Additional information on the specifics of hardware that Poky supports is available in README.hardware. Further hardware support can easily be added in the form of BSP layers which extend the systems capabilities in a modular way. Many layers are available and can be found through the layer index.
As an integration layer Poky consists of several upstream projects such as BitBake, OpenEmbedded-Core, Yocto documentation, the 'meta-yocto' layer which has configuration and hardware support components. These components are all part of the Yocto Project and OpenEmbedded ecosystems.

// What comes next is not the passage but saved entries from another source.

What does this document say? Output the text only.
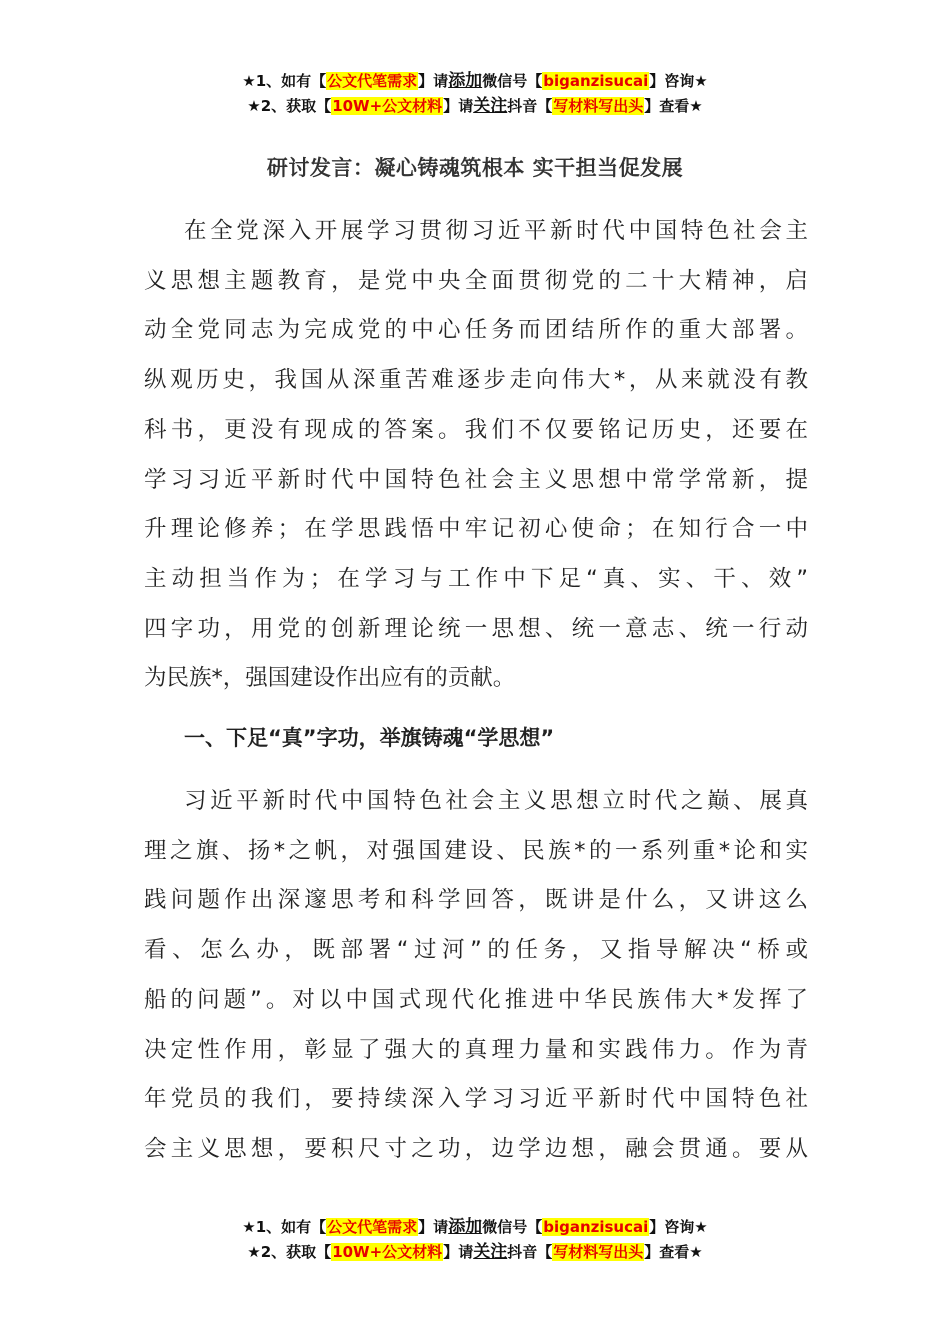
★1、如有【公文代笔需求】请添加微信号【biganzisucai】咨询★
★2、获取【10W+公文材料】请关注抖音【写材料写出头】查看★
研讨发言：凝心铸魂筑根本 实干担当促发展
在全党深入开展学习贯彻习近平新时代中国特色社会主
义思想主题教育，是党中央全面贯彻党的二十大精神，启
动全党同志为完成党的中心任务而团结所作的重大部署。
纵观历史，我国从深重苦难逐步走向伟大*，从来就没有教
科书，更没有现成的答案。我们不仅要铭记历史，还要在
学习习近平新时代中国特色社会主义思想中常学常新，提
升理论修养；在学思践悟中牢记初心使命；在知行合一中
主动担当作为；在学习与工作中下足“真、实、干、效”
四字功，用党的创新理论统一思想、统一意志、统一行动
为民族*，强国建设作出应有的贡献。
一、下足“真”字功，举旗铸魂“学思想”
习近平新时代中国特色社会主义思想立时代之巅、展真
理之旗、扬*之帆，对强国建设、民族*的一系列重*论和实
践问题作出深邃思考和科学回答，既讲是什么，又讲这么
看、怎么办，既部署“过河”的任务，又指导解决“桥或
船的问题”。对以中国式现代化推进中华民族伟大*发挥了
决定性作用，彰显了强大的真理力量和实践伟力。作为青
年党员的我们，要持续深入学习习近平新时代中国特色社
会主义思想，要积尺寸之功，边学边想，融会贯通。要从
★1、如有【公文代笔需求】请添加微信号【biganzisucai】咨询★
★2、获取【10W+公文材料】请关注抖音【写材料写出头】查看★
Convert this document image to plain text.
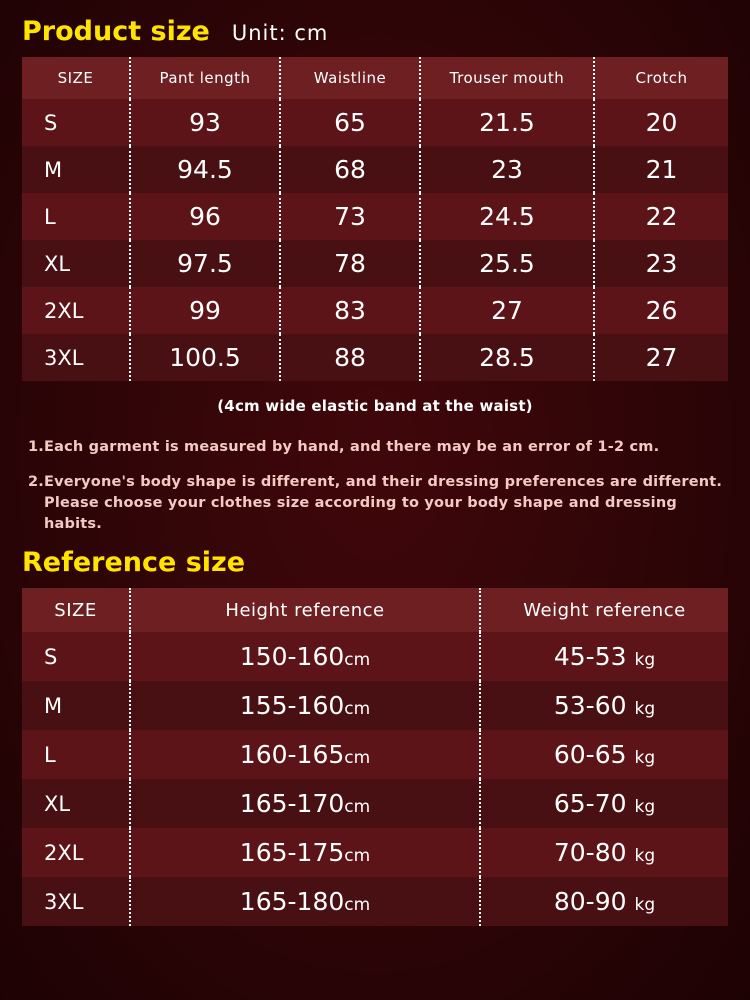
Product size Unit: cm
SIZE	Pant length	Waistline	Trouser mouth	Crotch
S	93	65	21.5	20
M	94.5	68	23	21
L	96	73	24.5	22
XL	97.5	78	25.5	23
2XL	99	83	27	26
3XL	100.5	88	28.5	27
(4cm wide elastic band at the waist)
1.Each garment is measured by hand, and there may be an error of 1-2 cm.
2.Everyone's body shape is different, and their dressing preferences are different.
Please choose your clothes size according to your body shape and dressing habits.
Reference size
SIZE	Height reference	Weight reference
S	150-160cm	45-53 kg
M	155-160cm	53-60 kg
L	160-165cm	60-65 kg
XL	165-170cm	65-70 kg
2XL	165-175cm	70-80 kg
3XL	165-180cm	80-90 kg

The Yocto Project has extensive documentation about the system including a reference manual which can be found at https://docs.yoctoproject.org/
OpenEmbedded is the build architecture used by Poky and the Yocto project. For information about OpenEmbedded, see the OpenEmbedded website.
Contribution Guidelines
Please refer to our contributor guide here: https://docs.yoctoproject.org/dev/contributor-guide/ for full details on how to submit changes.
Where to Send Patches
As Poky is an integration repository (built using a tool called combo-layer), patches against the various components should be sent to their respective upstreams:
OpenEmbedded-Core (files in meta/, meta-selftest/, meta-skeleton/, scripts/):
- Git repository: https://git.openembedded.org/openembedded-core/
- Mailing list: openembedded-core@lists.openembedded.org
BitBake (files in bitbake/):
- Git repository: https://git.openembedded.org/bitbake/
- Mailing list: bitbake-devel@lists.openembedded.org
Documentation (files in documentation/):
- Git repository: https://git.yoctoproject.org/cgit/cgit.cgi/yocto-docs/
- Mailing list: docs@lists.yoctoproject.org
meta-yocto (files in meta-poky/, meta-yocto-bsp/):
- Git repository: https://git.yoctoproject.org/cgit/cgit.cgi/meta-yocto
- Mailing list: poky@lists.yoctoproject.org
If in doubt, check the openembedded-core git repository for the content you intend to modify as most files are from there unless clearly one of the above categories. Before sending, be sure the patches apply cleanly to the current git repository branch in question.